219 S.E.2d 108 | Ga. | 1975

235 Ga. 211 (1975)
219 S.E.2d 108

HOLLIS
v.
ALLEN.

30196.

Supreme Court of Georgia.

Submitted August 8, 1975.
Decided September 16, 1975.

Harry Jackson Hollis, pro se.

Arthur K. Bolton, Attorney General, E. Carl Prince, Jr., for appellee.

HALL, Justice.

By habeas corpus petition filed in Carroll County Superior Court on February 20, 1974, Hollis challenged the legality of a certain prison sentence imposed upon him in 1973 in Cobb County for burglary. He alleged that he was denied counsel in that felony proceeding. To date, the merits of this claim have received no consideration.

In response to that petition, at the evidentiary hearing held thereon the respondent introduced evidence of unexpired Douglas County sentences Hollis was then serving and which he did not attack. Respondent argued that under Mullennix v. Balkcom, 213 Ga. 490 (99 SE2d 832), Hollis could not attack a future sentence. The court agreed and dismissed the petition as premature by order dated March 20, 1974.

On April 4, 1975, Hollis filed in the same court another petition re-alleging the merits of his no-counsel claim but stating that the Douglas County sentences had now been fully served. Perhaps misled by the fact that this important new allegation was buried in the text of what otherwise appeared to be close to a verbatim copy of the first petition, the trial court almost immediately dismissed the petition as successive on April 10, 1975, by order stating that "the matters complained of... were previously decided ... on a petition filed by this petitioner on February 20, 1974." No evidence of the correctness or incorrectness of Hollis' allegation that the older sentences had expired was taken or appears. Hollis appeals this April 10, 1975 dismissal of his petition.

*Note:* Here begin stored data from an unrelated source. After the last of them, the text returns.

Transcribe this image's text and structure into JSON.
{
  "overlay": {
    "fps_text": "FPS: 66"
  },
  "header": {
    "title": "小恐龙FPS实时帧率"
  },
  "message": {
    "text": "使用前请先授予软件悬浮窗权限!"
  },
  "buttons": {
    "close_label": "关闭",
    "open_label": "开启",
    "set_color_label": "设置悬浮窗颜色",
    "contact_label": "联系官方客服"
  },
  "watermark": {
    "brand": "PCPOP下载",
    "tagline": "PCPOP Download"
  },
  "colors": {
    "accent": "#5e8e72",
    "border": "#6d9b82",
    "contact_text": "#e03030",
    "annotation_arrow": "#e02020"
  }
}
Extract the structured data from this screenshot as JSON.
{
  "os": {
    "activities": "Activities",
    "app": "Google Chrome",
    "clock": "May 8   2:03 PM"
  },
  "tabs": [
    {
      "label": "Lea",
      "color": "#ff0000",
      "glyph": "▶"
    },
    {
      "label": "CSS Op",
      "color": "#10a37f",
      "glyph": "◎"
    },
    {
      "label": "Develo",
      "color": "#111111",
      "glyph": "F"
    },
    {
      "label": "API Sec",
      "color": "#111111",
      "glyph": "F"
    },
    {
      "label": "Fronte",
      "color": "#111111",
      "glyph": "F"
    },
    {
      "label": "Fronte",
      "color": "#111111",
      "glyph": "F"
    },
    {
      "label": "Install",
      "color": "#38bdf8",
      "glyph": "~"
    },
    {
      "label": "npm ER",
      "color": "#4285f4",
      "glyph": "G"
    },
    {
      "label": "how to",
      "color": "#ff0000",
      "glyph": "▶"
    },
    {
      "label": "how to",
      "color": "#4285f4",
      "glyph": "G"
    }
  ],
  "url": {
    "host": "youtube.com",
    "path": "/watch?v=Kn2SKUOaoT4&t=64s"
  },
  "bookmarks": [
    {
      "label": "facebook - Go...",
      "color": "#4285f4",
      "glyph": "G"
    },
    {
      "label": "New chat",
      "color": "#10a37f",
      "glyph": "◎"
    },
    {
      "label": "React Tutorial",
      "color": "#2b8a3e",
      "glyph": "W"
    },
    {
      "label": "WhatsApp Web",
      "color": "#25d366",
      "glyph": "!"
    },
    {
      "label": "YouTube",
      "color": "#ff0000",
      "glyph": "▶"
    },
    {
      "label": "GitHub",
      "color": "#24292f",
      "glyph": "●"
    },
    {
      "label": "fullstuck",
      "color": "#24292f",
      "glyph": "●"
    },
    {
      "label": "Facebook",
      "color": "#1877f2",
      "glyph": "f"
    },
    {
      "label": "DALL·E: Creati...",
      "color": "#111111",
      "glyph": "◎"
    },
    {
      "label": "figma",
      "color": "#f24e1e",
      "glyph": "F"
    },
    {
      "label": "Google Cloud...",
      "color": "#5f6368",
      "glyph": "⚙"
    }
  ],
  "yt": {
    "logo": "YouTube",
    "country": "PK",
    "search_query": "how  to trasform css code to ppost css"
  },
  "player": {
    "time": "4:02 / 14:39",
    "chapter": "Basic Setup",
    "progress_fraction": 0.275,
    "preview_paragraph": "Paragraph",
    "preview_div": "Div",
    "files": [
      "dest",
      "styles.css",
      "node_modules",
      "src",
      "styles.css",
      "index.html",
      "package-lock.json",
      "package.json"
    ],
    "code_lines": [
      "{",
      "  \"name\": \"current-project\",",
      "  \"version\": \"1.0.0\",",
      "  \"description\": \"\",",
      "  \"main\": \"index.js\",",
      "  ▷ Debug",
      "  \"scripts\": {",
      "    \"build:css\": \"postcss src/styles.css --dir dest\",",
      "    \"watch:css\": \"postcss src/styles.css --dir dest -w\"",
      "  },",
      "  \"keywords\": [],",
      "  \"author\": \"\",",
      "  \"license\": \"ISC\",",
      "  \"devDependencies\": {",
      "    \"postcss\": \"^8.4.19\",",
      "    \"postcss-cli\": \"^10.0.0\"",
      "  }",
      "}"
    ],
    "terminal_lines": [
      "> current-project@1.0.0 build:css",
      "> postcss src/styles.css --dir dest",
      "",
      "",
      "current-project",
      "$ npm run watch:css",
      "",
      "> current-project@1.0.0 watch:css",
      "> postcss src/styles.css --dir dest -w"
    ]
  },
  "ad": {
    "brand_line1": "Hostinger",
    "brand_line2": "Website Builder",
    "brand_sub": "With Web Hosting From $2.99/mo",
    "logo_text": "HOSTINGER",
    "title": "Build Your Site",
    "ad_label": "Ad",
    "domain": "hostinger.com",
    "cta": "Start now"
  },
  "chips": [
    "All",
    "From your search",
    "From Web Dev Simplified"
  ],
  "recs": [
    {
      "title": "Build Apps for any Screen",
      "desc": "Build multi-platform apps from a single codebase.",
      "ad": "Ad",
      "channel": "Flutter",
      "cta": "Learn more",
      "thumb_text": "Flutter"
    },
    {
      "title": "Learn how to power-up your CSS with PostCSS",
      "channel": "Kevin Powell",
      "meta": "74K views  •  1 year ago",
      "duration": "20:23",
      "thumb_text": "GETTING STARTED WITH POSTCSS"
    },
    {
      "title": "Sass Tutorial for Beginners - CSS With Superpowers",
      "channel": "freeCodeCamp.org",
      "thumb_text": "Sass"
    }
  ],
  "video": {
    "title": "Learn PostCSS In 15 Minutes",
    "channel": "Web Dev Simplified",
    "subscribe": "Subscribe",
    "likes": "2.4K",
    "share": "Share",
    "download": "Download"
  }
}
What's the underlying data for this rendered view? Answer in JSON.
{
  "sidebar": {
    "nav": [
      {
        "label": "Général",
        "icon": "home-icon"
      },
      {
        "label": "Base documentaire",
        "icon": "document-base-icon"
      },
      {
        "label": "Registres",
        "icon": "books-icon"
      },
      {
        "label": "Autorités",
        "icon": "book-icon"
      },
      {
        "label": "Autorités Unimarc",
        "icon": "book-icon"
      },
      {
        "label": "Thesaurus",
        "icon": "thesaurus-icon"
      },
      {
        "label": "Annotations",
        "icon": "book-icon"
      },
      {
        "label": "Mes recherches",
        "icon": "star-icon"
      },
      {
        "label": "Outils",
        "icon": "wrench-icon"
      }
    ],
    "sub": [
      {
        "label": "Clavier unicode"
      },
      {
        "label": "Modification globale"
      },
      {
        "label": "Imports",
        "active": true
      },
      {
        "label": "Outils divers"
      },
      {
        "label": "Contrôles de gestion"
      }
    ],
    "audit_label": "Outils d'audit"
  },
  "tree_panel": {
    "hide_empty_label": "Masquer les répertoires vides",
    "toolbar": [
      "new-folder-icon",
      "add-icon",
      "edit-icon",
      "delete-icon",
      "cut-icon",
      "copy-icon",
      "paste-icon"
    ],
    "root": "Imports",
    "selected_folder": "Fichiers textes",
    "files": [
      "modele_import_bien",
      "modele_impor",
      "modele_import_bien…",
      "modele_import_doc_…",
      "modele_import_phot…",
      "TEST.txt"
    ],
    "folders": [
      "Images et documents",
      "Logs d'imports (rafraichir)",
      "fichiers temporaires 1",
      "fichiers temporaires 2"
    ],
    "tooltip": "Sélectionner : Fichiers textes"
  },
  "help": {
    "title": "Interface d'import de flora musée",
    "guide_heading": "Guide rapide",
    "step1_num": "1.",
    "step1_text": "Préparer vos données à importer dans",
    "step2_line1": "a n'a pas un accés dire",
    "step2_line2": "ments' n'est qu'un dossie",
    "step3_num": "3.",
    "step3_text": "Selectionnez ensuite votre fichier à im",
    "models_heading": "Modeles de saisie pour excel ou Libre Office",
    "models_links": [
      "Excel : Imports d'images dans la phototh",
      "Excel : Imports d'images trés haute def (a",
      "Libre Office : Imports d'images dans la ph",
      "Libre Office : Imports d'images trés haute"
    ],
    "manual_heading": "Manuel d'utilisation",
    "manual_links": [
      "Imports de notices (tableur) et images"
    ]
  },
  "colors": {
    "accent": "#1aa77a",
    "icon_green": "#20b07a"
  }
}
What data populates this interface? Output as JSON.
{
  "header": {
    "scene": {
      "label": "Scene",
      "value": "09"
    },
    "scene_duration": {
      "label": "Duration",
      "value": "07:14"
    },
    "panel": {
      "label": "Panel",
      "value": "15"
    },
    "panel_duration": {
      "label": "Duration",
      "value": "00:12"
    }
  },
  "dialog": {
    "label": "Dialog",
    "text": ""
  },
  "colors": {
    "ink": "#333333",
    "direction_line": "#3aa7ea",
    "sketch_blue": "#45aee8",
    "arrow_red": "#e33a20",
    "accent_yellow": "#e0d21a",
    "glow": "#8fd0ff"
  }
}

The record made on the first petition does not show whether the challenged Cobb County sentence was consecutive to the Douglas County sentences or whether it was a concurrent but longer sentence. At the present date it no longer makes any difference, nor does it make any difference whether the Douglas sentence has expired or not.

*212 It has long been true that a prisoner could attack a future consecutive sentence even before he began serving it. Peyton v. Rowe, 391 U.S. 54; Parris v. State, 232 Ga. 687, 689 (208 SE2d 493). At the time both of Hollis' petitions were dismissed, Georgia had not yet abolished the "concurrent sentence doctrine" under which a prisoner in many circumstances could not attack by habeas corpus a sentence he was currently serving if other unchallenged sentences were also being currently served. However, on May 6, 1975, this court abolished the concurrent sentence doctrine in Georgia and ruled that a felony conviction might be attacked despite the presence of other concurrent sentences. Atkins v. Hopper, 234 Ga. 330 (216 SE2d 89). After Atkins, the reasoning of Mullennix v. Balkcom on this point retains no validity.

Consequently, regardless of the arrangement of his sentences, Hollis is entitled to have his challenge to the Cobb sentence decided on the merits, and accordingly we remand for that purpose.

Judgment remanded with direction. All the Justices concur.